Die Regierung Singapurs hat mit SkillsFuture und Workforce Singapore zwei Talentpool-Initiativen entwickelt, um mithilfe eines hohen Bildungs- und Fachkräfteniveaus Restriktionen der niedrigen Bevölkerungszahl auszugleichen. Im internationalen Vergleich belegt Singapurs bilinguales Bildungssystem regelmäßig Spitzenplätze. Der Großteil der Bevölkerung ist sowohl der englischen als auch mindestens einer weiteren Sprache mächtig. Damit verfügt der Inselstaat über die besten Englischkenntnisse unter den asiatischen Ländern und belegt im weltweiten Ranking den fünften Platz (English Proficiency Index 2019). Über 30 Prozent der Arbeitskräfte haben zudem mindestens einen Hochschulabschluss.

Singapurs Hochschullandschaft besteht aus sechs Universitäten und 24 Fachhochschulen. Die National University of Singapore (NUS) ist die älteste und renommierteste Universität des Landes, mit einer besonderen Stärke in den Fächern Ingenieurwissenschaften, Physik, Medizin und Umweltwissenschaften. Sie ist eine der Top 3 Universitäten Asiens und gehört auch weltweit zu den 25 besten Hochschuleinrichtungen (Times Higher Education Ranking 2020). Mit 341 Partnerschaften zu Universitäten in 41 Ländern hat die NUS darüber hinaus einen hohen Internationalisierungsgrad: 28 Prozent der insgesamt 37.000 Studierenden kommen aus dem Ausland.

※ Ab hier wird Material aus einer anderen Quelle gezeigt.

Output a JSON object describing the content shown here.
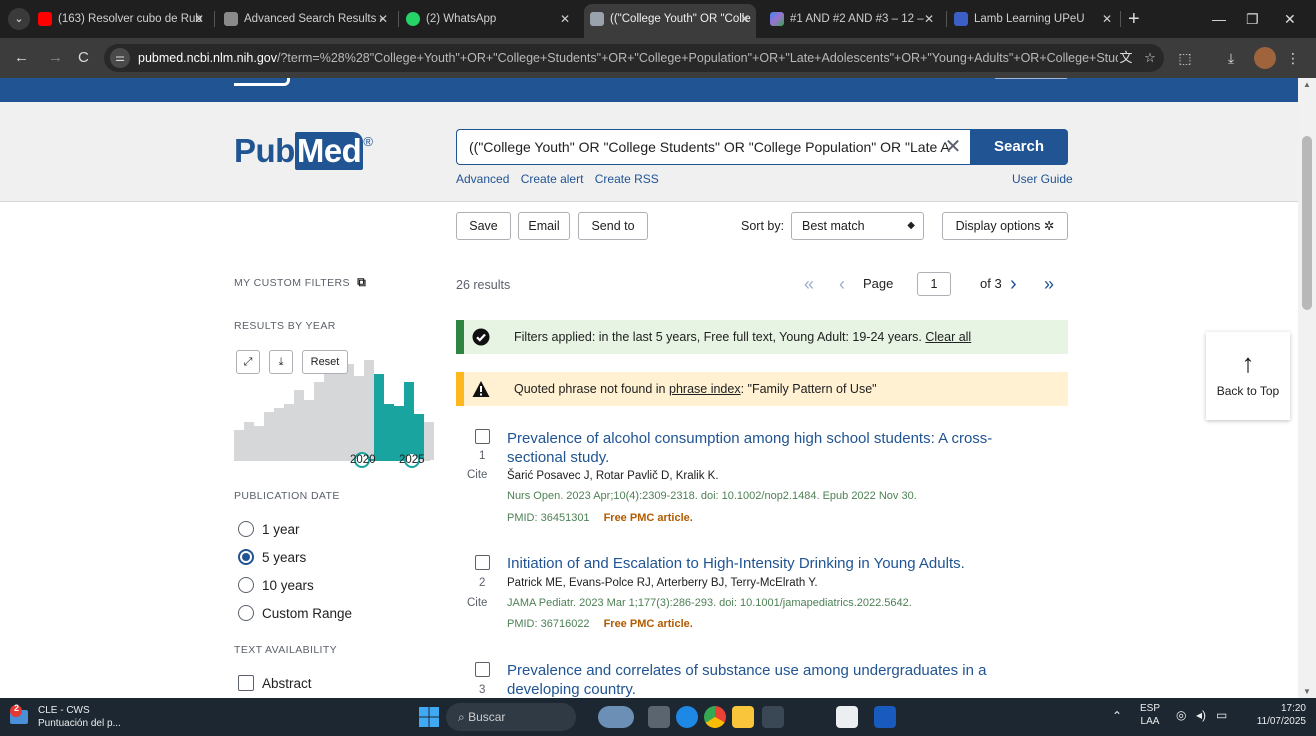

Die Nanyan Technological University (NTU) mit ihren 33.000 Studierenden, von denen gut ein Viertel aus dem Ausland kommt, unterhält ebenfalls zahlreiche internationale Kooperationen. Zu den wichtigsten Partneruniversitäten gehören unter anderem das Imperial College London, die Technische Universität München sowie die University of California. Die NTU zeichnet sich durch ihren interdisziplinären Ansatz aus. Zusätzlich zu fakultätsübergreifenden Forschungskooperationen sollen bis 2021 die Lehrpläne aller Studiengänge, mit einigen Ausnahmen der Medizin, mindestens zu einem Fünftel interdisziplinär aufgestellt werden. In fächerübergreifenden Teams sollen die Studierenden von Beginn an lernen, verschiedene Studienperspektiven zu integrieren, um gesamtgesellschaftliche und komplexe Themen zu bearbeiten. Unter den jüngeren Universitäten gehört die NTU zu den bestbewerteten und wachstumsstärksten (Times Higher Education Young University Ranking 2020). Neben Künstlicher Intelligenz und Robotics stehen vor allem mit den nationalen Forschungszentren Singapore Centre for Environmental Life Sciences Engineering (SCELSE) und Earth Observatory of Singapore (EOS) die Themen HealthCare, Nachhaltigkeit und Umweltwissenschaften im Forschungsfokus.

Darüber hinaus sind in Singapur durch feste Partnerschaften und gemeinsame Institute 14 ausländische Hochschulen vertreten. Dazu zählen namhafte Kooperationen wie das Yale-NUS College oder die Singapore University of Technology and Design, die aus einer Partnerschaft zwischen dem US-amerikanischem Massachusetts Institute of Technology (MIT) und der chinesischen Zhejiang University entstand. 2002 nahm die Technische Universität München mit der Technischen Universität München Asia (TUM Asia) als erste deutsche Universität an einem internationalen „Tochtercampus“ den Studienbetrieb in Singapur auf.